Conditional START II Bill Drafted

Lawmakers presented a bill Tuesday to make approval of the START II nuclear arms reduction treaty dependent on the United States continuing to honor a ban on anti-missile defense systems.

The bill, which would have to be approved by the two houses of parliament and signed by President Boris Yeltsin, would allow Russia to back out of the START II agreement if the United States withdraws from the 1972 Anti-Ballistic Missile treaty. The proposed bill was sent to Yeltsin for initial review.

The U.S. Senate, meanwhile, was reviewing a bill Tuesday that would commit the United States to a national missile defense system that opponents say violates terms of the 1972 treaty, signed with the Soviet Union. President Bill Clinton has threatened to veto the bill.
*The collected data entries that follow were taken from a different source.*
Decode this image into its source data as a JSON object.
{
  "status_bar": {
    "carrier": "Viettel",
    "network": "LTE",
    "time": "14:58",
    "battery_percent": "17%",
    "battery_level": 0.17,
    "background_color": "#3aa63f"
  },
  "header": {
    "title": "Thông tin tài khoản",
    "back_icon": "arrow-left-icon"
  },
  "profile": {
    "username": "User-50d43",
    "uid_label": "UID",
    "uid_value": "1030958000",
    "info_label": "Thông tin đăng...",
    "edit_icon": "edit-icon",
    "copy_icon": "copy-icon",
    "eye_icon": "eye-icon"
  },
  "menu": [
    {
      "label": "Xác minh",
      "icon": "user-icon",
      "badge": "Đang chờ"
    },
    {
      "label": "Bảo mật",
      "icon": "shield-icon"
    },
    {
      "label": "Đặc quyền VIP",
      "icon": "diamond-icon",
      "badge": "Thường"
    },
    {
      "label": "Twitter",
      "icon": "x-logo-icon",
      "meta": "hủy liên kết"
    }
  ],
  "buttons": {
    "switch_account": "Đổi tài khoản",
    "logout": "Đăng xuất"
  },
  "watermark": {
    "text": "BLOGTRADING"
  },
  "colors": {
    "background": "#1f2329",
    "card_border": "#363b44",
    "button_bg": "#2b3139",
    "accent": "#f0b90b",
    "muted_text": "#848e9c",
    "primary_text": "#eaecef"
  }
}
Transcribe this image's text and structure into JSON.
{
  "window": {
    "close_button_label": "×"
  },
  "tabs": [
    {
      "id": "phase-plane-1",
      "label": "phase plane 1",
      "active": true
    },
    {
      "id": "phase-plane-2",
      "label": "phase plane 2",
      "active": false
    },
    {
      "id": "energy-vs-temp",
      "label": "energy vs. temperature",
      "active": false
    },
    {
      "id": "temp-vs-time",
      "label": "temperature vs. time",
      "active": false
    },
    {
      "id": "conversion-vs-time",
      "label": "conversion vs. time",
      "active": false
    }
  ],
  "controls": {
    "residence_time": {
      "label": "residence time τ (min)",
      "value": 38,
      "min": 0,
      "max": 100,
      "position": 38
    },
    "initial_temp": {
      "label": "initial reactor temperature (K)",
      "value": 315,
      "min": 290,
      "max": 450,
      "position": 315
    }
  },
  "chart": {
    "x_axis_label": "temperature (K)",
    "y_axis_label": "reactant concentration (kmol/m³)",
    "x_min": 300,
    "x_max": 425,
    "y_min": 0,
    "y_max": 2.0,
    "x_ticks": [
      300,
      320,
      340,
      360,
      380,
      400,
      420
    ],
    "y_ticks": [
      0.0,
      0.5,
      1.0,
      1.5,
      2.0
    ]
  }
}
The bill, expected to pass the Senate, perhaps by the end of Tuesday, "increases the odds that Russia will end the reduction of nuclear weapons," said Senator Carl Levin, a Democratic opponent.
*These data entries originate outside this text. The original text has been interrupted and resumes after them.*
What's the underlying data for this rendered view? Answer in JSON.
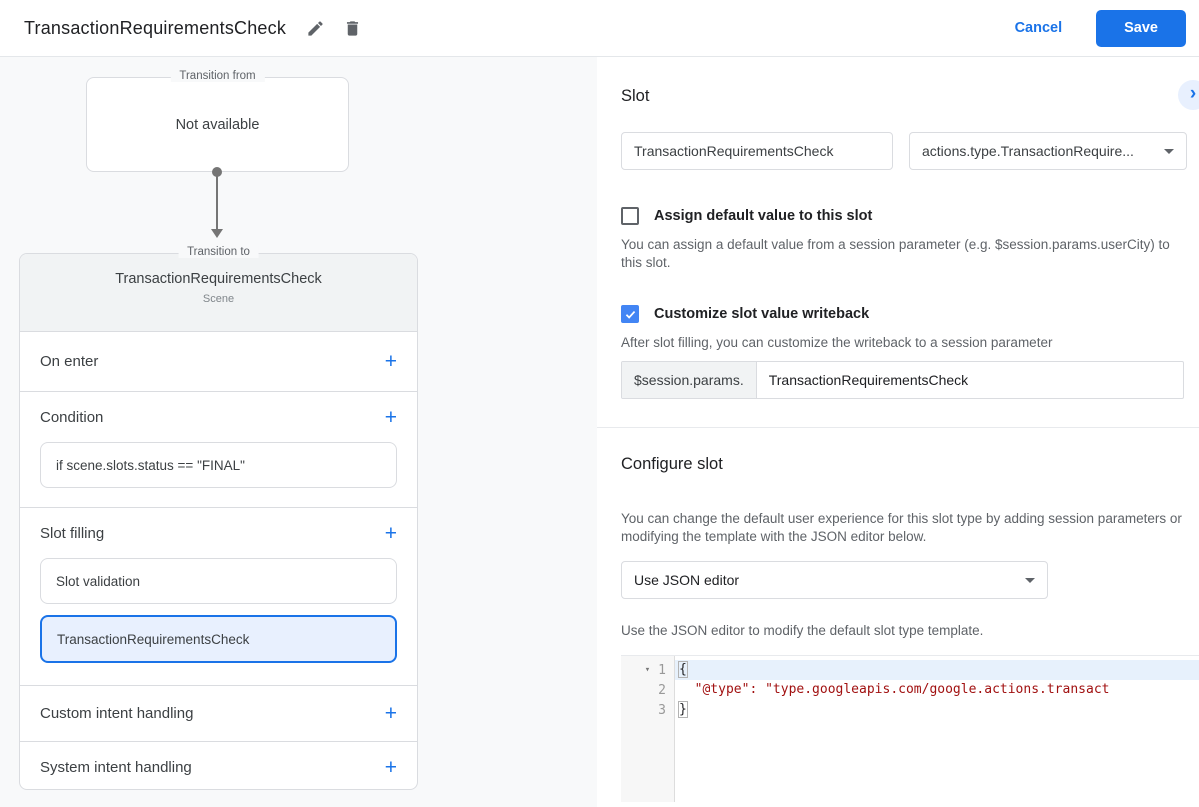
{
  "header": {
    "title": "TransactionRequirementsCheck",
    "cancel": "Cancel",
    "save": "Save"
  },
  "icons": {
    "add": "+",
    "chevron_right": "›",
    "fold_arrow": "▾"
  },
  "colors": {
    "accent": "#1a73e8",
    "checkbox_checked": "#4285f4",
    "selected_item_bg": "#e8f0fe",
    "code_string": "#a11111"
  },
  "diagram": {
    "from_legend": "Transition from",
    "from_content": "Not available",
    "to_legend": "Transition to",
    "scene_title": "TransactionRequirementsCheck",
    "scene_subtitle": "Scene",
    "on_enter_label": "On enter",
    "condition_label": "Condition",
    "condition_value": "if scene.slots.status == \"FINAL\"",
    "slot_filling_label": "Slot filling",
    "slot_items": [
      {
        "label": "Slot validation",
        "selected": false
      },
      {
        "label": "TransactionRequirementsCheck",
        "selected": true
      }
    ],
    "custom_intent_label": "Custom intent handling",
    "system_intent_label": "System intent handling"
  },
  "slot_panel": {
    "heading": "Slot",
    "name_value": "TransactionRequirementsCheck",
    "type_value": "actions.type.TransactionRequire...",
    "assign_default_label": "Assign default value to this slot",
    "assign_default_checked": false,
    "assign_default_desc": "You can assign a default value from a session parameter (e.g. $session.params.userCity) to this slot.",
    "writeback_label": "Customize slot value writeback",
    "writeback_checked": true,
    "writeback_desc": "After slot filling, you can customize the writeback to a session parameter",
    "writeback_prefix": "$session.params.",
    "writeback_value": "TransactionRequirementsCheck"
  },
  "configure_panel": {
    "heading": "Configure slot",
    "description": "You can change the default user experience for this slot type by adding session parameters or modifying the template with the JSON editor below.",
    "editor_select_value": "Use JSON editor",
    "editor_hint": "Use the JSON editor to modify the default slot type template.",
    "code_lines": [
      {
        "num": "1",
        "text": "{"
      },
      {
        "num": "2",
        "text": "  \"@type\": \"type.googleapis.com/google.actions.transact"
      },
      {
        "num": "3",
        "text": "}"
      }
    ]
  }
}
A congressional delegation was in Moscow on Tuesday trying to persuade deputies to accept the U.S. proposal, intended to allow development of a system to protect all 50 states from ballistic missile attack. The change is based on a new assessment of the threat of attack on the United States from ballistic missiles potentially developed in countries such as Iran, Iraq and North Korea.
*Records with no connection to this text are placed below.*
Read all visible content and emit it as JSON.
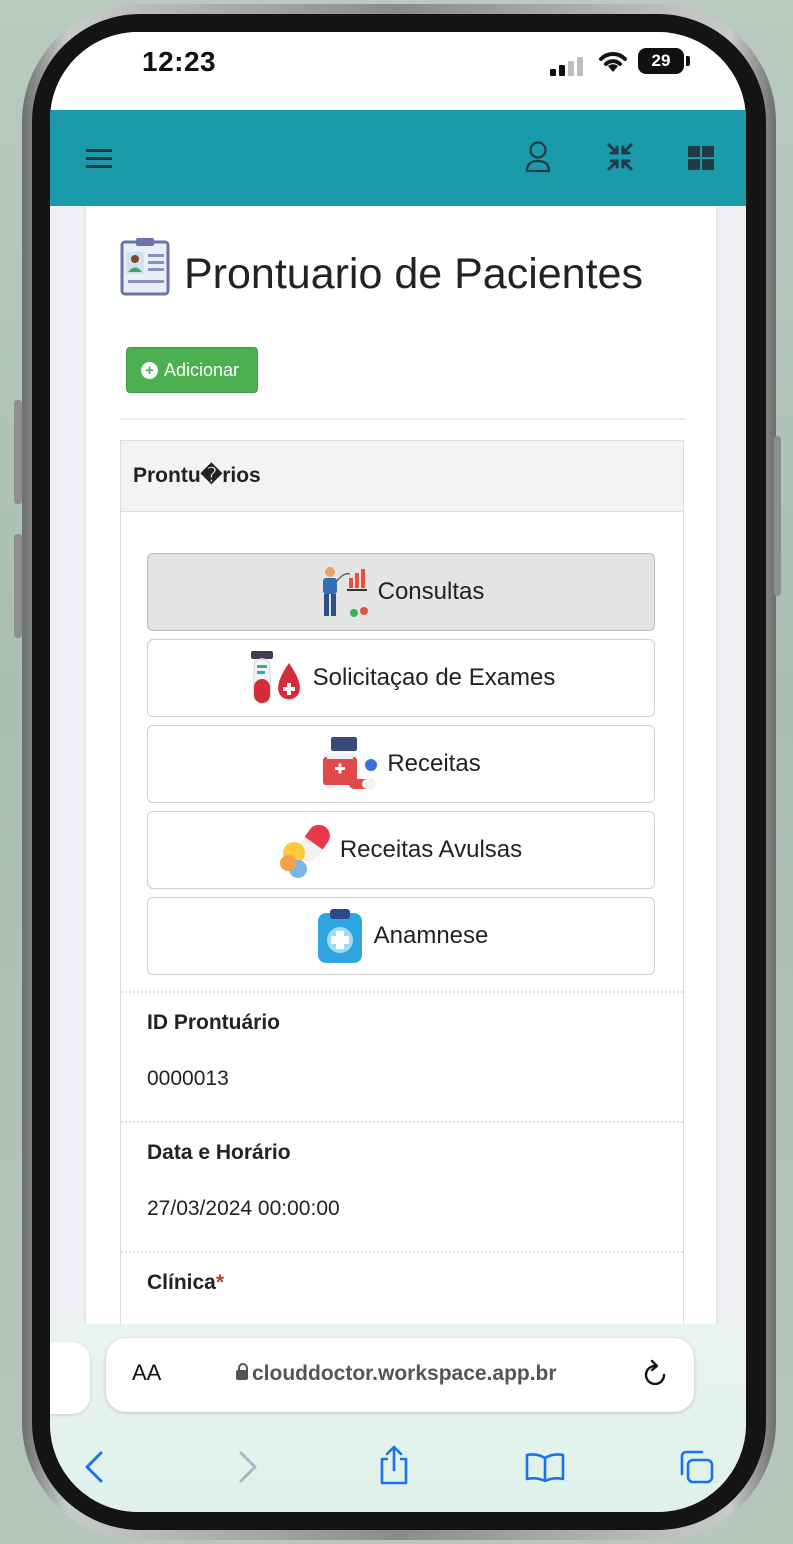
{
  "status_bar": {
    "time": "12:23",
    "battery": "29"
  },
  "topbar": {
    "color": "#1a9aaa",
    "icons": [
      "menu-icon",
      "user-icon",
      "collapse-icon",
      "grid-icon"
    ]
  },
  "page": {
    "title": "Prontuario de Pacientes",
    "add_button_label": "Adicionar",
    "accent_green": "#4caf50"
  },
  "panel": {
    "header": "Prontu�rios",
    "menu": [
      {
        "label": "Consultas",
        "icon": "consultation-icon",
        "active": true
      },
      {
        "label": "Solicitaçao de Exames",
        "icon": "blood-test-icon",
        "active": false
      },
      {
        "label": "Receitas",
        "icon": "prescription-kit-icon",
        "active": false
      },
      {
        "label": "Receitas Avulsas",
        "icon": "pills-icon",
        "active": false
      },
      {
        "label": "Anamnese",
        "icon": "clipboard-icon",
        "active": false
      }
    ],
    "fields": [
      {
        "label": "ID Prontuário",
        "value": "0000013"
      },
      {
        "label": "Data e Horário",
        "value": "27/03/2024 00:00:00"
      },
      {
        "label": "Clínica",
        "required_mark": "*"
      }
    ]
  },
  "browser": {
    "aa_label": "AA",
    "url": "clouddoctor.workspace.app.br",
    "icons": [
      "back-icon",
      "forward-icon",
      "share-icon",
      "bookmarks-icon",
      "tabs-icon"
    ]
  }
}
The ABM pact keeps both sides from building an anti-missile defense system. It's based on the notion that if both are unprotected, they won't risk a nuclear attack for fear of devastating retaliation.

Under START II, which Moscow and Washington signed in 1993, the two sides must reduce nuclear stockpiles to 3,500 warheads each.

Communists who dominate parliament have long delayed ratification of START II, saying Russia doesn't have the money to dismantle old missiles and build new ones allowed under the treaty. Russia would also be unable to fund a new missile defense system for itself.

Duma Speaker Gennady Seleznyov said Tuesday that if Yeltsin agrees to the latest bill, lawmakers will begin debating START II before Prime Minister Yevgeny Primakov heads to the United States on March 24.